Critique Journal d’une femme de chambre

Sortie : 1er avril 2015

Nous sommes en province, début 20ème siècle. Célestine, jeune femme de chambre, débarque chez la famille Lanlaire. Madame est très stricte. Monsieur lui court après. Et il y a aussi Joseph, employé lui aussi, qui l’ignore mais qui la fascine d’autant plus.

Je n’ai pas lu le roman d’Octave Mirbeau, ni vu la célèbre adaptation de Luis Buñuel avec Jeanne Moreau (1964). Malgré tout, j’avais très envie de voir Journal d’une femme de chambre version 2015.

Verdict ?

Ayant finalement trouvé le film assez décevant, je ne peux pas vous conseiller un film auquel je n’ai pas pu accrocher.

Bizarrement, j’ai trouvé que l’histoire, assez plate dans son ensemble, ne démarre jamais vraiment. Elle racontée de manière très très fragmentaire ce qui la rend longuuuuue à mourir. Je déteste les films morcelés, hachés, sans fil conducteur : j’ai toujours du mal à accrocher sur la durée. Surtout qu’avec du recul, certaines scènes semblent être finalement sans réel intérêt.

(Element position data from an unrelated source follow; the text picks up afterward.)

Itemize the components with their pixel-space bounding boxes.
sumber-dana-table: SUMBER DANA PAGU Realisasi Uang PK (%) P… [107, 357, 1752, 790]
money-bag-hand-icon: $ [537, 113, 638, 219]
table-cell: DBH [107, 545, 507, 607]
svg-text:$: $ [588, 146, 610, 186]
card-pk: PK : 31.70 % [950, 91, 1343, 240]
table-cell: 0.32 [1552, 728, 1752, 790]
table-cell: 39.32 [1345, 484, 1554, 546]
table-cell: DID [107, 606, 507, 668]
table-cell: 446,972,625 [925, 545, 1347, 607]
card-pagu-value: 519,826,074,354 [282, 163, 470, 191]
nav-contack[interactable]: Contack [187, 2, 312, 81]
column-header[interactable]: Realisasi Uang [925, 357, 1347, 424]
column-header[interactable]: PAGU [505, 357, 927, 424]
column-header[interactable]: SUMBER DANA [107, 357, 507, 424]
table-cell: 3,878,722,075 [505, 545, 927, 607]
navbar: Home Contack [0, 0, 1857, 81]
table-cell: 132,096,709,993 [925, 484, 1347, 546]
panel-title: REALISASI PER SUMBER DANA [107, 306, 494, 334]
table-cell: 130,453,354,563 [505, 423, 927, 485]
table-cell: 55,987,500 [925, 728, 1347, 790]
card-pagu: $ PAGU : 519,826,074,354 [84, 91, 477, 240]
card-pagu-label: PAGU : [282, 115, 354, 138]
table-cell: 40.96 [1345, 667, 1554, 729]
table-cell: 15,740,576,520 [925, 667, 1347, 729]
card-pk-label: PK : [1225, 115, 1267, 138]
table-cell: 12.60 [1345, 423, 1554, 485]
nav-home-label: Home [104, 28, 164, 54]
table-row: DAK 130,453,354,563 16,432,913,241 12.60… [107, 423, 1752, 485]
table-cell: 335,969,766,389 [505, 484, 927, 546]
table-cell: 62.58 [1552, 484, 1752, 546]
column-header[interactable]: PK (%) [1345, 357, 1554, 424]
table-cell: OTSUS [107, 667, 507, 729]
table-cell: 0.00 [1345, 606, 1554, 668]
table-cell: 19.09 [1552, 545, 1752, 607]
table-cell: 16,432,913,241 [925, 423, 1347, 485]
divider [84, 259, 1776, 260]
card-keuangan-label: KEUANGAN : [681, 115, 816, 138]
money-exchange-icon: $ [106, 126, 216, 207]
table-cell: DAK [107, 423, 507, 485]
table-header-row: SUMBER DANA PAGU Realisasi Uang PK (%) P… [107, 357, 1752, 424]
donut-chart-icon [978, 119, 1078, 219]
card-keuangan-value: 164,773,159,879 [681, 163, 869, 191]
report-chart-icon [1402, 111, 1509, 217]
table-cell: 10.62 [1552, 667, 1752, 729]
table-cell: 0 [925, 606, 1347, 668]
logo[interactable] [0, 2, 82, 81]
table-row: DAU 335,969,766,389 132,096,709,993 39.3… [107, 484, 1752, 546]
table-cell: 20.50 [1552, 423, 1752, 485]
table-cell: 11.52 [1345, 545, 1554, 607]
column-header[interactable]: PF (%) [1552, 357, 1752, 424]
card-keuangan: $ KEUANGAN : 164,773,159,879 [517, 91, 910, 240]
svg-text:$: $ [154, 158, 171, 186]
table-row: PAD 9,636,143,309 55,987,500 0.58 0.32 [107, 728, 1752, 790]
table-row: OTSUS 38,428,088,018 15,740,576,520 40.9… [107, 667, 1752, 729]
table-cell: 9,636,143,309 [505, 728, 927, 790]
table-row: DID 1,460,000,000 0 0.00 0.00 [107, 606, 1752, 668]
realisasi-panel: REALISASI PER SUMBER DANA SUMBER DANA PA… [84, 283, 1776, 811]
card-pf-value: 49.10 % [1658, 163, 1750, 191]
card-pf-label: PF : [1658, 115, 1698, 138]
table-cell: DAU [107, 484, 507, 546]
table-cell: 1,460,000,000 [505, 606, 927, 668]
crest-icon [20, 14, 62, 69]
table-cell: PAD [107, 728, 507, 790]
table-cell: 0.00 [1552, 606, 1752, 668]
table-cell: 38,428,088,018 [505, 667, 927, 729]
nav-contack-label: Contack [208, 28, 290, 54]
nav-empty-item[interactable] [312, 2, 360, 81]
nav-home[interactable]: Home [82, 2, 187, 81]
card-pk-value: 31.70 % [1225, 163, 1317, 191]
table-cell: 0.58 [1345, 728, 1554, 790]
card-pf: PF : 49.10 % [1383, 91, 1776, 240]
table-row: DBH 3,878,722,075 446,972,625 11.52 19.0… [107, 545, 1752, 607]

La mise en scène m’a parue lourde, pas moderne (avec ses mouvements de caméra étranges…) et finalement assez proche de celle d’un (bon) téléfilm. On sent malgré tout qu’on a apporté beaucoup d’attention aux costumes des différents personnages et aux décors intérieurs.

Malgré tout, j’ai aimé le personnage joué par Léa Seydoux qui se moque de ses patrons et ironise constamment sur leur petite vie et leurs petites habitudes de privilégiés. Elle oscille constamment entre soumission et rébellion sans jamais choisir.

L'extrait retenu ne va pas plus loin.